Business is an arena where less than perfect individuals (we are all humans, remember!) are forced to negotiate an unforgivingly hostile and unpredictable environment. So it goes without saying there will always be a fair few businesses that fold within the first few years of inception. And not all the businesses that survive end up being success stories. Many just meander along, barely breaking even or struggling in the red. Now, there are numerous blogs out there dealing with the topic of failure, and many of them, including Forbes, cite an apocryphal study by Bloomberg stating that “8 out of 10 startups fail within the first 18 months”. That sounds charmingly vague, and you can read here why it may simply not be true.

But that doesn’t mean that all those blogs and sites are full of nonsense. Failure, or lack of success rather, is an eternal aspect of business that all entrepreneurs have to learn to deal with. And there many blogs out there with great advice, including insights from entrepreneurs who have actually experienced life at the deep end. What I am trying to stress here with that Bloomberg story is the difference between failings and failure. Catastrophic failure (closure/winding up) in business has a much lesser chance of probability that many make it out to be, at least in the short run. Businesses struggling along with flawed models and execution are much more common.
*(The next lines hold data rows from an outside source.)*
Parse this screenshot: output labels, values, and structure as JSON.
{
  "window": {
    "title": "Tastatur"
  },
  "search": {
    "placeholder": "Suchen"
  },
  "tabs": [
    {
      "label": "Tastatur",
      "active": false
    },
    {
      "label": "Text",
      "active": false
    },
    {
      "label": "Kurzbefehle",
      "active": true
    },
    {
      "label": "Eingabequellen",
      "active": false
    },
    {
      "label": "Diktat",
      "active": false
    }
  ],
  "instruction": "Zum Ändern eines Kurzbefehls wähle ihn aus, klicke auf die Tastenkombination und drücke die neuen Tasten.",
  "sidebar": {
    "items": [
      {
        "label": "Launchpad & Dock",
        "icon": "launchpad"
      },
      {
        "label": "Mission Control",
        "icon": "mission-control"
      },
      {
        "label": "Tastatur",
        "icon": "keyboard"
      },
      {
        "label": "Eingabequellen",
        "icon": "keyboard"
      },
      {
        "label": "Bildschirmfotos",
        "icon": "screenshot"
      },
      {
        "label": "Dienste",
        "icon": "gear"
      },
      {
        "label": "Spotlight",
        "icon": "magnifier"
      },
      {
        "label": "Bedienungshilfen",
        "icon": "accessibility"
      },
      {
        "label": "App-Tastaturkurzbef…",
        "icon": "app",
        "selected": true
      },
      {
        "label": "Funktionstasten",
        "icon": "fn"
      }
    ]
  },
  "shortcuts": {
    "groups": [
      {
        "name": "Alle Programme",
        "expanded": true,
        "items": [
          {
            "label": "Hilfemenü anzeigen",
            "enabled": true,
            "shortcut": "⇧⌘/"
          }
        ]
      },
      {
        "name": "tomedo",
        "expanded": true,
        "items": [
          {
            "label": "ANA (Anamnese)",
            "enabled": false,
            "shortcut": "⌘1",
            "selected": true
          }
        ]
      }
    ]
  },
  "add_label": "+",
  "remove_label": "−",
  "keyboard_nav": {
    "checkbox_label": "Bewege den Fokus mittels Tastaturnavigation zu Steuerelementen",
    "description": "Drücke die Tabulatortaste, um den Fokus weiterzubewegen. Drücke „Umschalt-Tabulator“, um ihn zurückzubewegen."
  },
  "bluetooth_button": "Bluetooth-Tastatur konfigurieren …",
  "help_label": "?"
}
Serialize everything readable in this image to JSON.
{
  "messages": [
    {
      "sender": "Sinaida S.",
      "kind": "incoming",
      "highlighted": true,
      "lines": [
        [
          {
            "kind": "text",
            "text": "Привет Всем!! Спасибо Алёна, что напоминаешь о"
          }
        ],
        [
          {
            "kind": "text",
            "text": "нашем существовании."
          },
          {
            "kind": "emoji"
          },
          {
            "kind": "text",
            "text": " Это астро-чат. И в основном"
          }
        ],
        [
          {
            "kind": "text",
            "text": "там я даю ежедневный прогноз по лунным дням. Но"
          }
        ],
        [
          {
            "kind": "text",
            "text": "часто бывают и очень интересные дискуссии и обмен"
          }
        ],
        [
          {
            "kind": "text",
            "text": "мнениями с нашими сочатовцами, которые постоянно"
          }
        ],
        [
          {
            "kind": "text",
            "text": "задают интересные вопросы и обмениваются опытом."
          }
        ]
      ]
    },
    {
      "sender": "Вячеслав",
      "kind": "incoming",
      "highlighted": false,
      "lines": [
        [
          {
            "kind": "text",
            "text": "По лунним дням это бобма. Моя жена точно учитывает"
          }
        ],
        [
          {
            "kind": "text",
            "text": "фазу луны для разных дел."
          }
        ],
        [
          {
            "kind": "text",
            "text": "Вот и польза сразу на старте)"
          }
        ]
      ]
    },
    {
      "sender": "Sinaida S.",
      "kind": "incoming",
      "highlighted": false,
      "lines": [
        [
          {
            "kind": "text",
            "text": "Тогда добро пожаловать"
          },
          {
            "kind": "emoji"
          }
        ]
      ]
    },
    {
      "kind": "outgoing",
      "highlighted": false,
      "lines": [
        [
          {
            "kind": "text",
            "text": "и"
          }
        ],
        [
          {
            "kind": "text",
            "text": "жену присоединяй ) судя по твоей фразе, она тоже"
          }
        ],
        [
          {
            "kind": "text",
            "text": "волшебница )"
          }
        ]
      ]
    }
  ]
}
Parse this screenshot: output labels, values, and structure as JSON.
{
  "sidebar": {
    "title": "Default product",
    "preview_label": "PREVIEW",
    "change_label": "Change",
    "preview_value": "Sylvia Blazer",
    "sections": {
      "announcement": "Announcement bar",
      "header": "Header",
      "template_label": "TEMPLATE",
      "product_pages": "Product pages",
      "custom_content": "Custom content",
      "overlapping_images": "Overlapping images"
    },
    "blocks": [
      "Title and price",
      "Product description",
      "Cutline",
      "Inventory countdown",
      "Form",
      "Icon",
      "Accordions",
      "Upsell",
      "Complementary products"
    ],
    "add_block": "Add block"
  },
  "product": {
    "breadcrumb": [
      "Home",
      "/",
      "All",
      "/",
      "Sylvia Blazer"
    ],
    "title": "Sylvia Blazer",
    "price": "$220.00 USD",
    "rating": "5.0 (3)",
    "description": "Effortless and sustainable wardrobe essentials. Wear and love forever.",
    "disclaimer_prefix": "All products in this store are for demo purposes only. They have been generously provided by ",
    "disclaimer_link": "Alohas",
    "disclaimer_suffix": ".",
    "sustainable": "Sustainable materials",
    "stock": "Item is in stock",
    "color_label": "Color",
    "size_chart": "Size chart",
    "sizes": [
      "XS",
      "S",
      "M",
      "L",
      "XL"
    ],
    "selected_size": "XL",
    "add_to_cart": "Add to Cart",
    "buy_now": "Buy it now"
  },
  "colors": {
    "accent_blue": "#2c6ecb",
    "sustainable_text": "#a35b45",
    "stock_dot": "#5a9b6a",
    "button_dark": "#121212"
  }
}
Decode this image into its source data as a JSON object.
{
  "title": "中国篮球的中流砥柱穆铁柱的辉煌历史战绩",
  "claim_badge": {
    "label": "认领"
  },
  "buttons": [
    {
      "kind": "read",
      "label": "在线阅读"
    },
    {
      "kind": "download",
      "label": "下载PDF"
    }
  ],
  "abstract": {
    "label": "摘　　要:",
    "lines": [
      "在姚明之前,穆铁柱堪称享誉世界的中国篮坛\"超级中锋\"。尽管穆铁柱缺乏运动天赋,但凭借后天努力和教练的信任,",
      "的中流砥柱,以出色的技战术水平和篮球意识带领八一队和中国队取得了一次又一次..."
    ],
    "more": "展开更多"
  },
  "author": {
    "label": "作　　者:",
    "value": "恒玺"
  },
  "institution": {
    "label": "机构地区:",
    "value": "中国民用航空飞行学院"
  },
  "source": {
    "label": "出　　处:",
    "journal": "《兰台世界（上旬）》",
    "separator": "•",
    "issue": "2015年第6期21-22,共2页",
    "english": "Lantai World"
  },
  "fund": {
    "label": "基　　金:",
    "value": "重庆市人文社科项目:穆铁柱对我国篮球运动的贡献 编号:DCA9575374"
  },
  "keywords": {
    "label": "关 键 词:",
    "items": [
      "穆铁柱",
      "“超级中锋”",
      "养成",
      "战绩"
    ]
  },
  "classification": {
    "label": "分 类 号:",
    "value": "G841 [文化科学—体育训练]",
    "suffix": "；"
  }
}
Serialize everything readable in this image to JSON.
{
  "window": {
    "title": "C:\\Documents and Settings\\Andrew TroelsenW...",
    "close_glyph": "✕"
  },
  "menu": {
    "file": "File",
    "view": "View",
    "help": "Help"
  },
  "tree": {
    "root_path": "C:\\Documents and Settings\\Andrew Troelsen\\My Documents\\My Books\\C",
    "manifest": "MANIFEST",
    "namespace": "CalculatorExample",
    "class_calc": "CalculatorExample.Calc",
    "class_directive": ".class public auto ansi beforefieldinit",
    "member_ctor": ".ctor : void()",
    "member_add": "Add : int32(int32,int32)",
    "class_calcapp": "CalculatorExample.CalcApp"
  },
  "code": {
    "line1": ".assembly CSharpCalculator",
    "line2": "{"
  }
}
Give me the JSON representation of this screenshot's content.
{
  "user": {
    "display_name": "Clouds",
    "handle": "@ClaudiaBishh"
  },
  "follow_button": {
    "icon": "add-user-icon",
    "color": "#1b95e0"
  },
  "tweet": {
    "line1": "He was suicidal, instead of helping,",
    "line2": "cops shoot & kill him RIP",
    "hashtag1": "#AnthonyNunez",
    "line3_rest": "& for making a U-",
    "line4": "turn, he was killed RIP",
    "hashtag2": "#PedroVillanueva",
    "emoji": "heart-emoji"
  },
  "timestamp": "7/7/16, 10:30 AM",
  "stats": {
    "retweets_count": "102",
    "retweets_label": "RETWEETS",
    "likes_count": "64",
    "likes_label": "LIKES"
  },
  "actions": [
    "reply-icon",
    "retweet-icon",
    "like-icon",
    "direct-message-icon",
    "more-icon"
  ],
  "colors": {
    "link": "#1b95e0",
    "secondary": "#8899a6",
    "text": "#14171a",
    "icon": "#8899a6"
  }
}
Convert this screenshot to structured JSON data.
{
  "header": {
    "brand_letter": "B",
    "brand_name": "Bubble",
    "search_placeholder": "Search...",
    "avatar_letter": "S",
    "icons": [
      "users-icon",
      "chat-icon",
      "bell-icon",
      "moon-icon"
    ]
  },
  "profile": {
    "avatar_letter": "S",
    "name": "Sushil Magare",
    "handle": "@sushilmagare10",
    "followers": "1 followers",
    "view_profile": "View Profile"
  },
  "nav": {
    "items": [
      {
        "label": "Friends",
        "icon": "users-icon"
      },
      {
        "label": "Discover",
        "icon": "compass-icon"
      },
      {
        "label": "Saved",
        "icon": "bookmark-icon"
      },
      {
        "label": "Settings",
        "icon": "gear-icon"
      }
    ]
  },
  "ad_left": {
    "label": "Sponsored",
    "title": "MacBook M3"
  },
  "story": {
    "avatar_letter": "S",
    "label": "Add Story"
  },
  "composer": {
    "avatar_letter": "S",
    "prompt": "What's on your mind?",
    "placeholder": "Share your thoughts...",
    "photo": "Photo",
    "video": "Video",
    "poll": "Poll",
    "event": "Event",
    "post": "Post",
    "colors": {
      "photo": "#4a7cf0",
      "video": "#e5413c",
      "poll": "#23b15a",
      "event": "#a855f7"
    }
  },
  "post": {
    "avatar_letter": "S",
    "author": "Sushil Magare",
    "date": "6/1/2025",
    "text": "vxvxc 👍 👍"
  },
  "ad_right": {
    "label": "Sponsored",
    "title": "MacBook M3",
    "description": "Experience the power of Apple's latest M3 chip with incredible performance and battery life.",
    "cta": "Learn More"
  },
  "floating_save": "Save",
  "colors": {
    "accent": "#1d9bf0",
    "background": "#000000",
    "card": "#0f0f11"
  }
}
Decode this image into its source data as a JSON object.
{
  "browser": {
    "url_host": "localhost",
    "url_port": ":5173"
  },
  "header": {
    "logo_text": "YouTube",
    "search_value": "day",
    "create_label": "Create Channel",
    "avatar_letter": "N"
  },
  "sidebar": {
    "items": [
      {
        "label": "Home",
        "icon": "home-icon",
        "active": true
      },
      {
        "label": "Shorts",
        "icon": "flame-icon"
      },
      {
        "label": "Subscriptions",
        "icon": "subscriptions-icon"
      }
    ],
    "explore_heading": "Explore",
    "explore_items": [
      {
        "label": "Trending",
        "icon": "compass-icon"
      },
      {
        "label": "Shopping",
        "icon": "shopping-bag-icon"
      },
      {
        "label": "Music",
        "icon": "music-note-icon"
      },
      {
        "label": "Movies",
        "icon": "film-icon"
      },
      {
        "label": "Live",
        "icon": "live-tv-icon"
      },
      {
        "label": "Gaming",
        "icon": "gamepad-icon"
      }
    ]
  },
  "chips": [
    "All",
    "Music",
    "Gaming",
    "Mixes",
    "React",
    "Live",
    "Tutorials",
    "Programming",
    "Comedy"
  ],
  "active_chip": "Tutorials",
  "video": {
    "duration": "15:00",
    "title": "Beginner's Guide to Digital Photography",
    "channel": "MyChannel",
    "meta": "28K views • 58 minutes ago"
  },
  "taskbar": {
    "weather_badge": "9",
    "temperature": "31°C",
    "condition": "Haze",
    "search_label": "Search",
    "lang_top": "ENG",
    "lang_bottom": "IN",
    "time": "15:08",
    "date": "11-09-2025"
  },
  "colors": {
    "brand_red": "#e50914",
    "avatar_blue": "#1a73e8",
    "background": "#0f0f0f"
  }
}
And if you are an entrepreneur who has had to swallow the bitter pill of failure, you have no recourse but to try and figure out your mistakes. Failure can be a learning experience, but that doesn’t happen on autopilot. You don’t fail at something and automatically become the wiser for it. You have to put in the effort, reflect on your choices and actions, to identify how they contributed to the demise of your startup. If you don’t, as that old saying goes, you will probably be forced to relive all your past mistakes in your future endeavours as well.

So, ignore your bruised ego and reflect on your failings that actually led to the failure of your business to make the best of a bad situation. It could be a character flaw, and that is great, because that is something that is well within your control and can be worked on. It could be a flaw related to the product/service, or your business model, and that is great too, because those are things that fall within your control as well. Or it could be an adverse market environment which is not within your control, in which case you probably have to learn how to avoid it or weather it in the future.

So you see, there are plenty of positives that can be drawn from a failed business. Hindsight can be a wonderful thing in itself, but ideally, you really shouldn’t allow things to deteriorate this point. It is easier said than done of course, especially if you are a raw young entrepreneur. Some businesses are doomed from the start and precious little can be done to save them. In many situations, you might end up making catastrophic errors that push your business beyond the point of no return, In those situations, it is best to learn you lesson and move on. But as the studies mentioned in that enlightening blog we already mentioned, ailing startups don’t often die a quick death. If you feel that things not working as planned, try and figure out how to improve on them. Don’t be afraid of making mistakes, because there is no better way to learn. Seek help or guidance from others and you might actually be able to turn things around.

Long story short, failures and mistakes are bound to happen in business. Being a great entrepreneur is not about not putting a foot wrong, but in learning how not to repeat your errors and mistakes.